Supreme Court decision on secondary victim claims: what it means in the context of road traffic collisions

In our recent Motor webinar, Lorien Helm and Carla Shottin explored what the recent Supreme Court decision on secondary victims means, in the context of road traffic collisions.

Whilst the conjoined appeals concerned whether a defendant can be held liable for psychiatric injury suffered by a close relative of a primary victim of clinical negligence, the Supreme Court also took the opportunity to review the criteria for secondary victim claims overall. Criteria which were originally established in the case of Alcock v Chief Constable of South Yorkshire Police [1992], and later evolved in subsequent case law.
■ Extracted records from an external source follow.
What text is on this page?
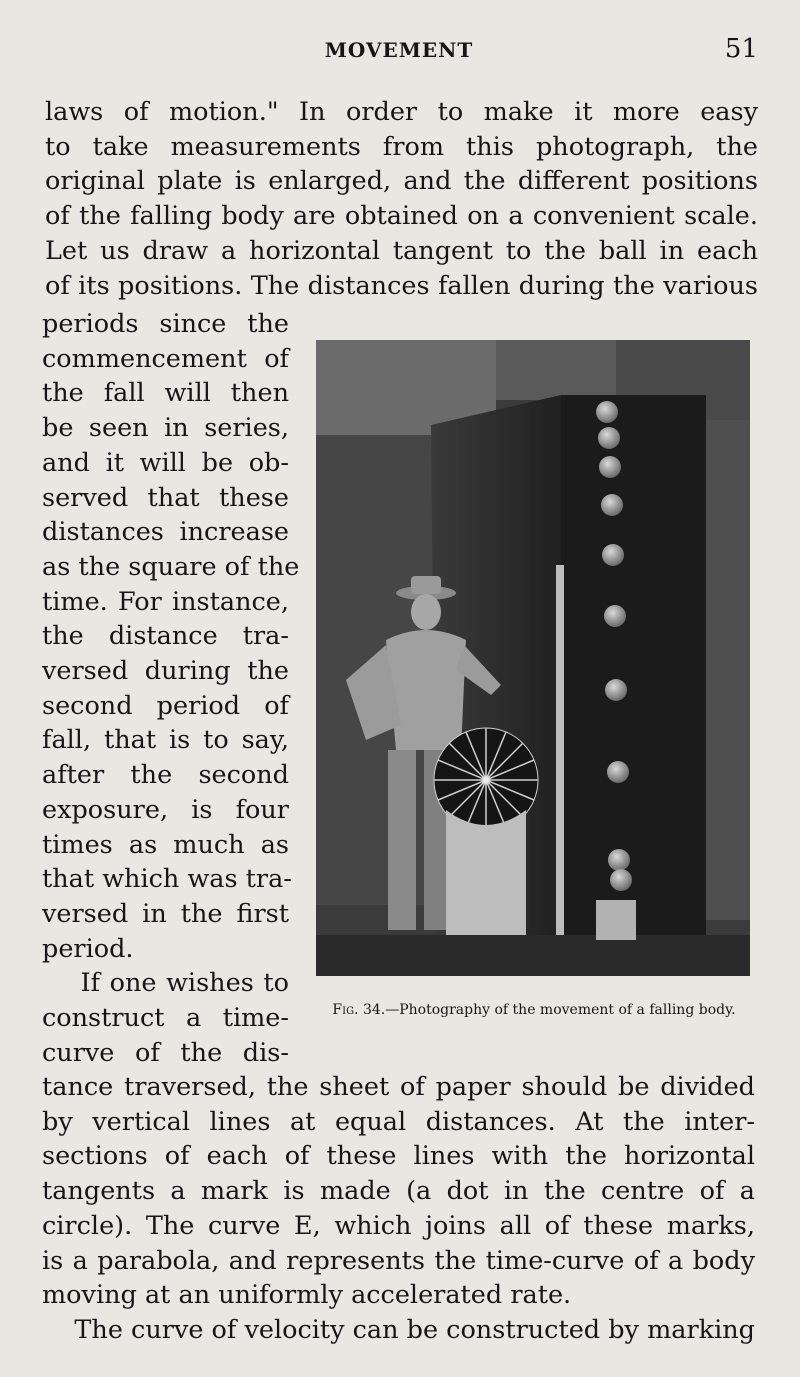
MOVEMENT	51
laws of motion." In order to make it more easy
to take measurements from this photograph, the
original plate is enlarged, and the different positions
of the falling body are obtained on a convenient scale.
Let us draw a horizontal tangent to the ball in each
of its positions. The distances fallen during the various
periods since the
commencement of
the fall will then
be seen in series,
and it will be ob-
served that these
distances increase
as the square of the
time. For instance,
the distance tra-
versed during the
second period of
fall, that is to say,
after the second
exposure, is four
times as much as
that which was tra-
versed in the first
period.
If one wishes to
construct a time-
curve of the dis-
Fig. 34.—Photography of the movement of a falling body.
tance traversed, the sheet of paper should be divided
by vertical lines at equal distances. At the inter-
sections of each of these lines with the horizontal
tangents a mark is made (a dot in the centre of a
circle). The curve E, which joins all of these marks,
is a parabola, and represents the time-curve of a body
moving at an uniformly accelerated rate.
The curve of velocity can be constructed by marking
An evolution that has in many ways removed the clarity that the original criteria provided.

The Supreme Court judgment has helpfully re-established and clarified the requirements that must be met to succeed in a secondary victim claim.

Sudden shock

The Court held that the notion of having to cause sudden shock to a person, is no longer necessary. With regard to causation, the Court observed at paragraph 74 of the judgment that “it is sufficient for a claimant who was present at the scene (or its immediate aftermath) in which a loved one was killed, injured or imperilled, to show that there is a causal connection between witnessing the event and the illness suffered”. It is not necessary, even if it is possible, to demonstrate the neurological or psychological mechanism by which the illness came about.

‘Horrifying event’

As set out at paragraph 75 of the judgment, the Court could see “no justification for super-imposing an additional separate requirement that the event witnessed by the claimant was “horrifying””. Describing the notion, which had developed in case law subsequent to Alcock, as a test that is “unavoidably subjective” – in that it is wholly subjective, and therefore not necessary. It is only necessary for the claimant to show that it was reasonably foreseeable that the defendant’s negligence might cause them injury.

One or separate events?

The Court recognised (at paragraph 79 of the judgment) that “the emergence of a legal test of whether what the claimant had witnessed should be regarded as one or several separate events” was a further “unsatisfactory development” that had emerged subsequent to Alcock.

The Court has clarified the position, observing that a claimant must have witnessed the accident or its immediate aftermath, explaining that “the relevant event is the accident”, it “is not a later consequence of the accident”.

Proximity in time to the negligent act or omission

The accident (event) does not have to be close in time to the negligence or omission. What matters is the witnessing of the consequences of the negligence.

First manifestation of damage

Agreeing with the Court of Appeal, the Supreme Court concluded at paragraph 103 of the judgment “that it is illogical to make the liability of a defendant for injury caused to a secondary victim depend on whether the event witnessed by the claimant was or was not the “first manifestation of damage” to the primary victim”.


The judgment reinforces the notion that secondary victim claims are an outlier in respect of the principle of negligence, and as such, should be limited in nature. There is a sense that the extensions and development of the criteria since Alcock, meant the requirements had become unwieldly, and gave rise to uncertainty.

When dealing with claims for secondary victims it is important to carefully consider all aspects of the test in a logical way. In re-establishing the narrower criteria in Alcock the judgment has clarified that there is no requirement for the accident or incident to be a ‘horrifying event’, however, there remains an objective test to be met. Namely, was it reasonably foreseeable that a person of normal susceptibility would suffer some psychiatric illness.